I read from range(len(list)) or enumerate(list)? that using range(len(s)) is not very good way to write Python. How one can write for loops in alternative way if we do not need to loop len(s) times but for example len(s)//3 times or len(s)-5 times? Is it possible to convert those loops to use enumerate?

For example, I had a project where I had a list of 3n elements 's[0], s[1],...,s[3n-1]' and I needed to print them in a nx3 table. I wrote the code something like

for i in range(len(s)//3):
    row = str(s[3*i]) + " " + str(s[3*i+1]) + " " + str(s[3*i+2])
    print(row)

Answer 1

If you're iterating over an entire list:

for x in lst:
    print(x)

If you're iterating over an entire list, but you only need the index:

for i, _ in enumerate(lst):
    print(i)

If you're iterating over an entire list, but you don't need the index or the data:

for _ in lst:
    print("hello")

If you're iterating over part of a list:

for x in lst[:-5]:
    print(x)

And so on.

I'm not sure why you want to iterate over part of a list though, that seems strange. I'd be interested to hear your use case, as it could probably be improved.

Looking over the code you've now posted, @Metareven has a good solution - iterating over the list in chunks of the size you want to process.

Answer 2

Your code doesn't look that bad, but if you want to iterate over 3 elements at a time I would make a for loop that increments the i variable by 3 instead of one, like so:

for i in range(0,len(s),3):
  row = str(s[i]) + " " + str(s[i+1]) + " " + str(s[i+2])
  print(row)

Answer 3

It seams you want to go through your collection with some sort of sliding window. In that case, I would suggest using itertools.islice.

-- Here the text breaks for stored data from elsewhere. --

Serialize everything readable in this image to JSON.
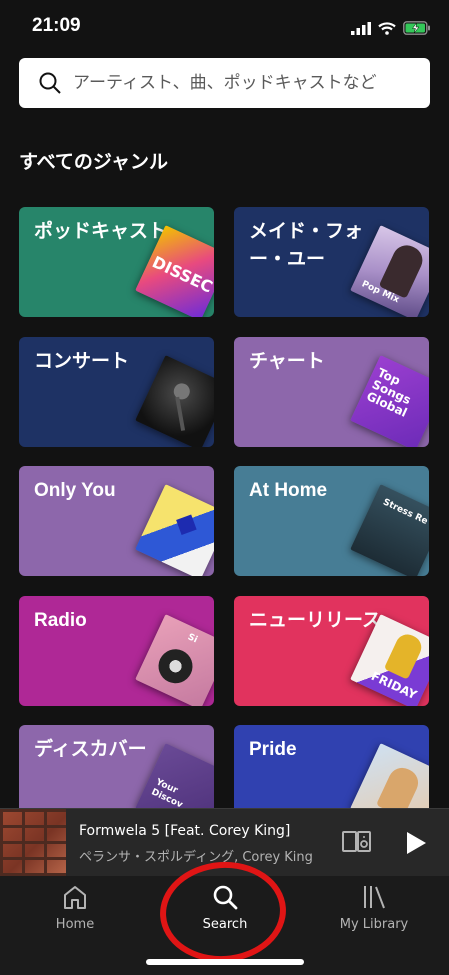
{
  "status_bar": {
    "time": "21:09"
  },
  "search": {
    "placeholder": "アーティスト、曲、ポッドキャストなど"
  },
  "section_title": "すべてのジャンル",
  "genres": [
    {
      "label": "ポッドキャスト",
      "color": "#27856a",
      "art_text": "DISSEC"
    },
    {
      "label": "メイド・フォー・ユー",
      "color": "#1e3264",
      "art_text": "Pop Mix"
    },
    {
      "label": "コンサート",
      "color": "#1e3264",
      "art_text": ""
    },
    {
      "label": "チャート",
      "color": "#8d67ab",
      "art_text": "Top Songs Global"
    },
    {
      "label": "Only You",
      "color": "#8d67ab",
      "art_text": ""
    },
    {
      "label": "At Home",
      "color": "#477d95",
      "art_text": "Stress Re"
    },
    {
      "label": "Radio",
      "color": "#af2896",
      "art_text": "Si"
    },
    {
      "label": "ニューリリース",
      "color": "#e1335e",
      "art_text": "FRIDAY"
    },
    {
      "label": "ディスカバー",
      "color": "#8d67ab",
      "art_text": "Your Discov"
    },
    {
      "label": "Pride",
      "color": "#3041b0",
      "art_text": ""
    }
  ],
  "now_playing": {
    "title": "Formwela 5 [Feat. Corey King]",
    "artist": "ペランサ・スポルディング, Corey King"
  },
  "tabs": [
    {
      "label": "Home",
      "icon": "home-icon",
      "active": false
    },
    {
      "label": "Search",
      "icon": "search-icon",
      "active": true
    },
    {
      "label": "My Library",
      "icon": "library-icon",
      "active": false
    }
  ],
  "colors": {
    "background": "#121212",
    "annotation": "#e01515"
  }
}
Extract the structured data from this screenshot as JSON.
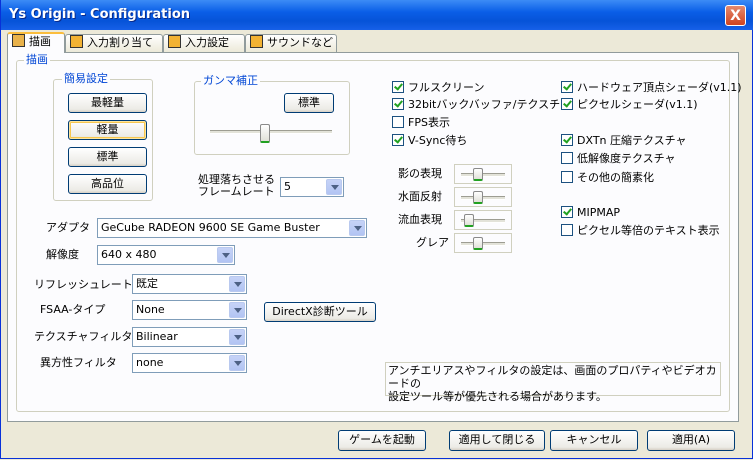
{
  "window": {
    "title": "Ys Origin - Configuration",
    "close_glyph": "X"
  },
  "tabs": [
    {
      "label": "描画",
      "icon": "monitor-icon",
      "active": true
    },
    {
      "label": "入力割り当て",
      "icon": "controller-icon",
      "active": false
    },
    {
      "label": "入力設定",
      "icon": "controller-icon",
      "active": false
    },
    {
      "label": "サウンドなど",
      "icon": "sound-icon",
      "active": false
    }
  ],
  "panel": {
    "group_label": "描画",
    "preset": {
      "label": "簡易設定",
      "buttons": [
        "最軽量",
        "軽量",
        "標準",
        "高品位"
      ],
      "focused": "軽量"
    },
    "gamma": {
      "label": "ガンマ補正",
      "reset_button": "標準",
      "value_percent": 45
    },
    "frame_skip": {
      "label_line1": "処理落ちさせる",
      "label_line2": "フレームレート",
      "value": "5"
    },
    "adapter": {
      "label": "アダプタ",
      "value": "GeCube RADEON 9600 SE Game Buster"
    },
    "resolution": {
      "label": "解像度",
      "value": "640 x 480"
    },
    "refresh_rate": {
      "label": "リフレッシュレート",
      "value": "既定"
    },
    "fsaa": {
      "label": "FSAA-タイプ",
      "value": "None"
    },
    "texture_filter": {
      "label": "テクスチャフィルタ",
      "value": "Bilinear"
    },
    "anisotropic": {
      "label": "異方性フィルタ",
      "value": "none"
    },
    "dxdiag_button": "DirectX診断ツール",
    "checks_left": [
      {
        "label": "フルスクリーン",
        "checked": true
      },
      {
        "label": "32bitバックバッファ/テクスチャ",
        "checked": true
      },
      {
        "label": "FPS表示",
        "checked": false
      },
      {
        "label": "V-Sync待ち",
        "checked": true
      }
    ],
    "effects": [
      {
        "label": "影の表現",
        "value_percent": 35
      },
      {
        "label": "水面反射",
        "value_percent": 35
      },
      {
        "label": "流血表現",
        "value_percent": 10
      },
      {
        "label": "グレア",
        "value_percent": 35
      }
    ],
    "checks_right": [
      {
        "label": "ハードウェア頂点シェーダ(v1.1)",
        "checked": true
      },
      {
        "label": "ピクセルシェーダ(v1.1)",
        "checked": true
      },
      {
        "label": "DXTn 圧縮テクスチャ",
        "checked": true
      },
      {
        "label": "低解像度テクスチャ",
        "checked": false
      },
      {
        "label": "その他の簡素化",
        "checked": false
      },
      {
        "label": "MIPMAP",
        "checked": true
      },
      {
        "label": "ピクセル等倍のテキスト表示",
        "checked": false
      }
    ],
    "note_line1": "アンチエリアスやフィルタの設定は、画面のプロパティやビデオカードの",
    "note_line2": "設定ツール等が優先される場合があります。"
  },
  "footer": {
    "launch": "ゲームを起動",
    "apply_close": "適用して閉じる",
    "cancel": "キャンセル",
    "apply": "適用(A)"
  }
}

>>> from itertools import islice
>>> 
>>> s = [i for i in range(10)] # Or whatever iterable you have
>>> 
>>> iter1 = islice(s, 1, None)
>>> iter2 = islice(s, 2, None)
>>> 
>>> for a, b, c in zip(s, iter1, iter2):
...     print('[{}, {}, {}]'.format(a, b, c))
... 
[0, 1, 2]
[1, 2, 3]
[2, 3, 4]
[3, 4, 5]
[4, 5, 6]
[5, 6, 7]
[6, 7, 8]
[7, 8, 9]

If you don't mind making copies of your data, you could use the traditional slicing notation:

>>> s = [i for i in range(10)] # Again, this could be any iterable
>>> 
>>> for a, b, c in zip(s, s[1:], s[2:]):
...     print('[{}, {}, {}]'.format(a, b, c))
... 
[0, 1, 2]
[1, 2, 3]
[2, 3, 4]
[3, 4, 5]
[4, 5, 6]
[5, 6, 7]
[6, 7, 8]
[7, 8, 9]

Answer 4

Solution using itertools,

import itertools

def grouper(iterable, n, fillvalue=None):
    "Collect data into fixed-length chunks or blocks"
    args = [iter(iterable)] * n
    return itertools.zip_longest(*args, fillvalue=fillvalue)

s = list(range(10))

for row in list(grouper(s, 3)):
    print(row)

gives

(0, 1, 2)
(3, 4, 5)
(6, 7, 8)
(9, None, None)

[Program finished]

Other ideas

# if you're printing it straight away, you might as well
print(*s[3*i: 3*i+3], sep=' ')

for i in range(0, len(s), 3):
    print(' '.join(s[i:i + 3])

# so you can kind of cheat with numpy for this:

for row in numpy.array(s).reshape((3,-1)):
     print(row)